En plus l’écriture possède aussi des voyelles dites indépendantes, dans le sens qu’elles n’ont pas besoins d’être associées à une consonne, elles ont un son syllabique propre et ne font pas partie de l’alphabet. Il est quelquefois question de les supprimer, certaines ont déjà été remplacées. Techniquement elles pourraient l’être, mais elles ont un intérêt étymologique et historique.

La plupart des consonnes (à part une le « Ngo ») se retrouvent aussi en français bien qu’elles ne soient pas absolument identiques; par contre le français en possède certaines qui sont inconnues, ou pas encore transcrites officiellement académiquement, en khmer: le f, le g (le son g’, comme dans galette ou gâteau), le j et le z (le son z, comme dans zèbre ou bisou; les personnes qui parlent uniquement le khmer ont un peu de mal à prononcer distinctement bijou et bisou), et a prononcer le u seul (un s sifflant est souvent ajouté). Le son « Ch », comme dans chapeau ou chocolat, est transcrit avec le son t’ch.

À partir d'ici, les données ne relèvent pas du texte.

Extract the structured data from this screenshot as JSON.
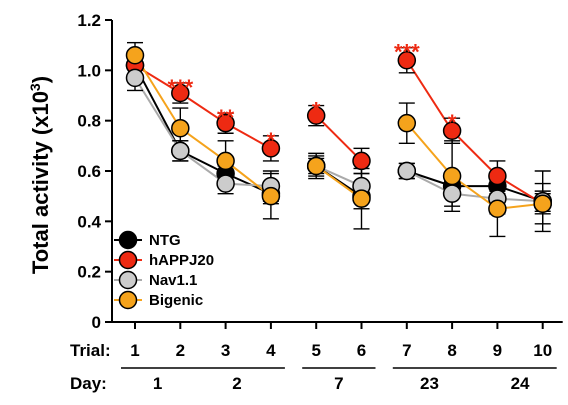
{
  "chart_data": {
    "type": "line",
    "ylabel": "Total activity (x10",
    "ylabel_superscript": "3",
    "ylabel_close": ")",
    "ylim": [
      0,
      1.2
    ],
    "yticks": [
      "0",
      "0.2",
      "0.4",
      "0.6",
      "0.8",
      "1.0",
      "1.2"
    ],
    "trial_label": "Trial:",
    "day_label": "Day:",
    "x": [
      1,
      2,
      3,
      4,
      5,
      6,
      7,
      8,
      9,
      10
    ],
    "x_tick_labels": [
      "1",
      "2",
      "3",
      "4",
      "5",
      "6",
      "7",
      "8",
      "9",
      "10"
    ],
    "segments": [
      [
        1,
        2,
        3,
        4
      ],
      [
        5,
        6
      ],
      [
        7,
        8,
        9,
        10
      ]
    ],
    "days": [
      {
        "label": "1",
        "at": 1.5
      },
      {
        "label": "2",
        "at": 3.25
      },
      {
        "label": "7",
        "at": 5.5
      },
      {
        "label": "23",
        "at": 7.5
      },
      {
        "label": "24",
        "at": 9.5
      }
    ],
    "day_lines": [
      [
        1,
        4
      ],
      [
        5,
        6
      ],
      [
        7,
        10
      ]
    ],
    "series": [
      {
        "name": "NTG",
        "color": "#000000",
        "values": [
          1.02,
          0.68,
          0.59,
          0.51,
          0.62,
          0.5,
          0.6,
          0.54,
          0.54,
          0.48
        ],
        "errors": [
          0.04,
          0.04,
          0.03,
          0.04,
          0.03,
          0.05,
          0.03,
          0.04,
          0.03,
          0.04
        ]
      },
      {
        "name": "hAPPJ20",
        "color": "#ee2a12",
        "values": [
          1.02,
          0.91,
          0.79,
          0.69,
          0.82,
          0.64,
          1.04,
          0.76,
          0.58,
          0.47
        ],
        "errors": [
          0.04,
          0.04,
          0.04,
          0.05,
          0.04,
          0.05,
          0.05,
          0.05,
          0.06,
          0.04
        ]
      },
      {
        "name": "Nav1.1",
        "color": "#cccccc",
        "values": [
          0.97,
          0.68,
          0.55,
          0.54,
          0.62,
          0.54,
          0.6,
          0.51,
          0.49,
          0.48
        ],
        "errors": [
          0.05,
          0.04,
          0.04,
          0.06,
          0.04,
          0.05,
          0.03,
          0.05,
          0.06,
          0.12
        ]
      },
      {
        "name": "Bigenic",
        "color": "#f5a31c",
        "values": [
          1.06,
          0.77,
          0.64,
          0.5,
          0.62,
          0.49,
          0.79,
          0.58,
          0.45,
          0.47
        ],
        "errors": [
          0.05,
          0.08,
          0.08,
          0.09,
          0.05,
          0.12,
          0.08,
          0.14,
          0.11,
          0.08
        ]
      }
    ],
    "significance": [
      {
        "x": 2,
        "label": "***",
        "y": 0.95
      },
      {
        "x": 3,
        "label": "**",
        "y": 0.83
      },
      {
        "x": 4,
        "label": "*",
        "y": 0.74
      },
      {
        "x": 5,
        "label": "*",
        "y": 0.86
      },
      {
        "x": 7,
        "label": "***",
        "y": 1.09
      },
      {
        "x": 8,
        "label": "*",
        "y": 0.81
      }
    ],
    "significance_color": "#ee2a12",
    "legend_position": "lower-left"
  }
}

Lorsqu’une syllabe contient deux consonnes, la deuxième apparaît sous une forme naine qui est appelée p
ieds puisqu’elle se trouve sous la première (ou commence en dessous pour se terminer à côté, comme le « r » ou le « s »). Dans ce cas la question est de savoir quelle consonne va imposer son registre à la voyelle. Généralement la consomme en « pied » se prononce après la consomme principale et avant la voyelle (par exemple « PSA » s’écrira « P », « s » en pied et « a » (prononcer alors le « Ps » comme « psy » en français).

Ce système peut paraître difficile. Les français ont au milieu du XXe siècle essayé de latiniser cette écriture, sans réussir à l’imposer peut-être à cause du grand nombre de voyelles. Les enfants arrivent à maîtriser ce système qui malgré ses doublons et ses lacunes est adapté à cette langue.

3) Le khmer d’aujourd’hui

L’intégration du Cambodge dans l’espace mondial ouvre le khmer à des influences lexicales successives. Le français, sous le protectorat, lègue un vocabulaire administratif conséquent – « conseil », « poste »… L’anglo-saxon, présent dès les années soixante-dix sous la République khmère, influe surtout depuis l’ouverture récente du Cambodge – « fax », « e-mail »… Entre-temps, les deux régimes communistes – khmer-rouge puis pro-vietnamien – ont été friands de néologismes pali-sanskrit à vocation politique : padevoat « révolution », cakrapoat « impérialistes », … Peu ou prou pratiqués par les communautés cambodgiennes réfugiées à l’étranger, ces termes font encore partie du quotidien des Khmers du Cambodge.

Ces diverses influences se retrouvent dans le parler quotidien, mais aussi dans la langue de la presse, qui est la plus accessible aux étrangers tout en étant la plus corrompue. Si la machine à écrire a cédé la place aux fontes informatiques – il a fallu dans les deux cas gérer un ordonnancement, sur quatre niveaux, de 33 consonnes, 32 consonnes souscrites, 21 voyelles, 13 voyelles pleines et 9 signes diacritiques, sans compter les chiffres et la ponctuation – le problème majeur réside dans l’expression vernaculaire de la modernité. Le khmer étant une langue fortement imagée, volontiers redondante et peu encline à la technicité, la description du monde contemporain consiste souvent en une traduction mot à mot, faiblement intelligible.

Le défi du nouveau millénaire sera précisément pour les locuteurs du khmer d’accéder aux universaux du savoir écrit, afin de s’approprier une modernité qu’ils n’ont eu de cesse de rattraper. C’est pourquoi la traduction massive d’ouvrages anglo-saxons et français, en un khmer compréhensible, est aujourd’hui un impératif. Pour le reste, le khmer reste tributaire d’une forte tradition orale, vivante, qui continue et continuera de s’exprimer à travers des joutes improvisées, des chants alternés, du théâtre et une chanson populaire qui tient lieu de véritable fait de société : dans les karaokés, présents partout dans la capitale comme dans chaque bourgade, les Cambodgiens chantent leur langue autant qu’ils la parlent.